When a significant number of planes in the bank have mechanical deficiencies to deal with, the mechanics are overwhelmed.  It takes less time to defer them, so the planes are sent out with less redundancy than they came in with.  Then, when they get to an airport on one of the spokes, a loss of a now essential component can shut down the operation of that plane for a while.  This all causes delays and cancellations and costs the airline money.  It also hurts their reputation and bottom line.  That is why the advertising by the pilots group can be effective.  Savvy travelers know that when they see such advertising, there will probably be delays with that airline and it would be wise to book flights with the competition.
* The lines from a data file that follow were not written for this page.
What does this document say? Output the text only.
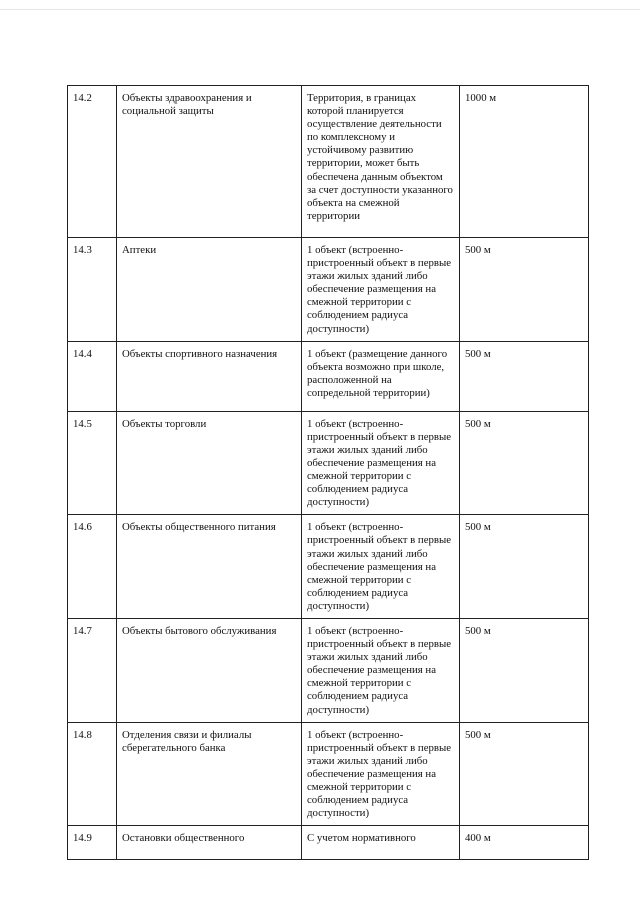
14.2	Объекты здравоохранения и социальной защиты	Территория, в границах которой планируется осуществление деятельности по комплексному и устойчивому развитию территории, может быть обеспечена данным объектом за счет доступности указанного объекта на смежной территории	1000 м
14.3	Аптеки	1 объект (встроенно-пристроенный объект в первые этажи жилых зданий либо обеспечение размещения на смежной территории с соблюдением радиуса доступности)	500 м
14.4	Объекты спортивного назначения	1 объект (размещение данного объекта возможно при школе, расположенной на сопредельной территории)	500 м
14.5	Объекты торговли	1 объект (встроенно-пристроенный объект в первые этажи жилых зданий либо обеспечение размещения на смежной территории с соблюдением радиуса доступности)	500 м
14.6	Объекты общественного питания	1 объект (встроенно-пристроенный объект в первые этажи жилых зданий либо обеспечение размещения на смежной территории с соблюдением радиуса доступности)	500 м
14.7	Объекты бытового обслуживания	1 объект (встроенно-пристроенный объект в первые этажи жилых зданий либо обеспечение размещения на смежной территории с соблюдением радиуса доступности)	500 м
14.8	Отделения связи и филиалы сберегательного банка	1 объект (встроенно-пристроенный объект в первые этажи жилых зданий либо обеспечение размещения на смежной территории с соблюдением радиуса доступности)	500 м
14.9	Остановки общественного	С учетом нормативного	400 м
Another example is the way we fly the plane.  Our manuals and all of our training have us fly a squared off approach pattern to the runway.  When weather permits and we are in a normal operating mode, we accept visual approaches, which take responsibility for traffic separation from the controllers and give it to the pilots.  The shape of the approach pattern can be modified from the long, squared off patterns we are trained to fly and make the traffic situation at the busy airport operate more efficiently.  When we don't accept the visual approaches, things are slowed and traffic can back up.  That is a trap the airlines set for themselves, because they try to schedule too many planes to arrive at or depart from an airline at the same time.  The limiting factor is the number of runways that can be used.  Then you have more than one airline using an airport as a hub and they also try to schedule all their flights at the same time.  It is a marketing thing, but it creates traffic problems.

My friend, Warren, was now the BAC 1-11 chief pilot for Orlando. He told me that he had attended a meeting of all the top pilots of the airline about the issues that were being created during the contract negotiations.  He said that he explained to the others that the pilots were nihilistic.  He liked using words like that, but he was probably right.  Our attitude was, 'If we don't get ours, you don't get yours'.  Our parent company, Dalfort, was trying to raise $1million in some Wall Street deal, claiming they were going to use it to expand the airline.  They had started leasing new Airbus 320s and looking like things would be upgraded.  The company bought a big new home for Fibber McGee in Orlando.  We were not going to let all that happen, if we were not brought along for the ride.  The Branflakes were especially on fire about all this, because we felt we had been screwed by both the company and the Braniff pilot group.